Often female comedians bore me, their humor just doesn’t tend to click with me for whatever reason.

I wonder why that is, sincerely. Do you think that women who do amuse you have less female-centered material than women who bore you?

I actually thought of Sarah Silverman and her popularity. I haven’t seen much of her work–her bit in The Aristocrats sticks out–but she strikes me as something of a tomboy, of a woman guys like because she’s “one of the guys.”

I think your comment on her appearance though is interesting. Do you think male comedians spend more time on their appearance before a show then women? Probably not. They most likely get to work on their material and, as you said, make it their first priority. I think maybe women are forced to make a choice, either be funny or be cute but don’t count on being both. While I also find Amy Sedaris and Sarah Silverman attractive, I don’t think they fall into conventional categories of beauty.

Now I’m confusing myself though because I think I’m missing a piece here in my theory. It’s something about that double duty thing…

I’ll come back to it tomorrow, when I’m rested and fresh. In the mean time, if you can, tell me more.

Comment by whitney

I’ve about why I don’t like female comics myself. I tend to pick apart comedy pretty thoroughly and try to get at its inner workings. That said, I don’t have a real definitive answer of why I don’t tend to like female comics.

I guess I feel like many female comics tend to fall into the same trap that many gay male comics do. All of their jokes are about being women/gay. Yes, that’s a part of your identity, sure, make jokes about it, but it can overtake the act and make it too niche. If you’ve ever seen “Ant” do standup you’ll know what I mean.

George Carlin is one of my all-time favorite comics and I don’t know that he was ever attractive to anybody.

I highly recommend Sarah Silverman’s movie, “Jesus is Magic.” Fantastic standup.

Perhaps with female comics and appearance it’s a contingency plan. “If they don’t like my material, at least they can ogle me.” I don’t know that that is really at the expense of their material, but it probably comes into consideration.

Maria Bamford is another female comic who I appreciate. She also happens to be not too shabby looking.

I’ve had a tremendously long day and my neurons are just barely firing, so hopefully you can make some sense of all this.

Comment by John

Regina Barreca wrote an interesting fast-read treatise in the early 90’s called “They Used to Call Me Snow White, but I Drifted” on women and comedy. It talked about the notion of power in comedy, and the subversion of power, of what a woman is supposed to say to be funny (often self-deprecation).
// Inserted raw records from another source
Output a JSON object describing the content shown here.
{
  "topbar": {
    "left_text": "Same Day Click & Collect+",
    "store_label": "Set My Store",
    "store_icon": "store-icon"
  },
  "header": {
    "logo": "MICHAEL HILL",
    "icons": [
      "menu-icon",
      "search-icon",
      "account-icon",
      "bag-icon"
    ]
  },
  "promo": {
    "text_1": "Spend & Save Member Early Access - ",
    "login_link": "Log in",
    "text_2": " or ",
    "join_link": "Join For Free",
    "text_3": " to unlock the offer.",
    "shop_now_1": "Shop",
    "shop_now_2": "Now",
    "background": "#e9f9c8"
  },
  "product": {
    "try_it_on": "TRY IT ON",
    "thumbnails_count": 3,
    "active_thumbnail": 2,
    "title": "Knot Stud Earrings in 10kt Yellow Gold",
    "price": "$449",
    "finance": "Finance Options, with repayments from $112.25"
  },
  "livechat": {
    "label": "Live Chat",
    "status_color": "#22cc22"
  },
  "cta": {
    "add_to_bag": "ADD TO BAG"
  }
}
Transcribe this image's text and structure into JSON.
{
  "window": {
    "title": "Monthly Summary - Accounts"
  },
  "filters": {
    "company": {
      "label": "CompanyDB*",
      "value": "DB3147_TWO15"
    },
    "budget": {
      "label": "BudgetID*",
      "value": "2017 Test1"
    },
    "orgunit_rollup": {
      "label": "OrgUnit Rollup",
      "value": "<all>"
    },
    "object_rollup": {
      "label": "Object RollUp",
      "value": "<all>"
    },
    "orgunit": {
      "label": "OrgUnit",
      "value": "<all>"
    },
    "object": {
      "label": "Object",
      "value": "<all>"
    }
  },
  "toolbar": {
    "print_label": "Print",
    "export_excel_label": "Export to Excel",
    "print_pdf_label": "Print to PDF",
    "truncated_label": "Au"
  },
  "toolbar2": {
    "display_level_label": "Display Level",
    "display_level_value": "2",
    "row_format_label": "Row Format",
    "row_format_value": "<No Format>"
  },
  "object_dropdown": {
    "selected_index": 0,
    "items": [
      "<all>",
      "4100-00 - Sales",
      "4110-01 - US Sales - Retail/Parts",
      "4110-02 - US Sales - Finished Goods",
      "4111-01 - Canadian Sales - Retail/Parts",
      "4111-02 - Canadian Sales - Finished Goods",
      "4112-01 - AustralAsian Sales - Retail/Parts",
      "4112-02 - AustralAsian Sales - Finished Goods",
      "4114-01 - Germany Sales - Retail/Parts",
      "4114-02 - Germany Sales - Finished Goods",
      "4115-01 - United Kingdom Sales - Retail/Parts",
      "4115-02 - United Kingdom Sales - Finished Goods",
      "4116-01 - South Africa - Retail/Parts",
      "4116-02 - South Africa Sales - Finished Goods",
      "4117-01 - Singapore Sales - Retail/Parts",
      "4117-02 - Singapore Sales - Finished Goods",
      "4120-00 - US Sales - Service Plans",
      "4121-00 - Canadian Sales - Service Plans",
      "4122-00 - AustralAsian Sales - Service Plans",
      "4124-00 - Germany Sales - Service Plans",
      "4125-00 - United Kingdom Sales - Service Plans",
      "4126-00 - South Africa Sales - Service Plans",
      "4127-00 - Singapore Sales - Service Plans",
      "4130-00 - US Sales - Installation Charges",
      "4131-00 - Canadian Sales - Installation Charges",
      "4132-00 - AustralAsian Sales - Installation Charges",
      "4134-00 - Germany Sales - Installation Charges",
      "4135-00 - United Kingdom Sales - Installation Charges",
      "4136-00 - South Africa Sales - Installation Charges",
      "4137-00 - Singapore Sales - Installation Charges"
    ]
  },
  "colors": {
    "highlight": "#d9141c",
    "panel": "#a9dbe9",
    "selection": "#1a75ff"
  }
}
Part of Sarah Silverman’s genius is the incongruity of her beauty and what she says. From a man, it would still be shocking, but for an attractive woman to say the same thing is

I know AmyS is admired for her Strangers with Candy work, but I found her performance piece of making herself up as a battered woman and walking into a 7-11 saying “I’m in love” to anyone in earshot a mindf***, and not a funny one.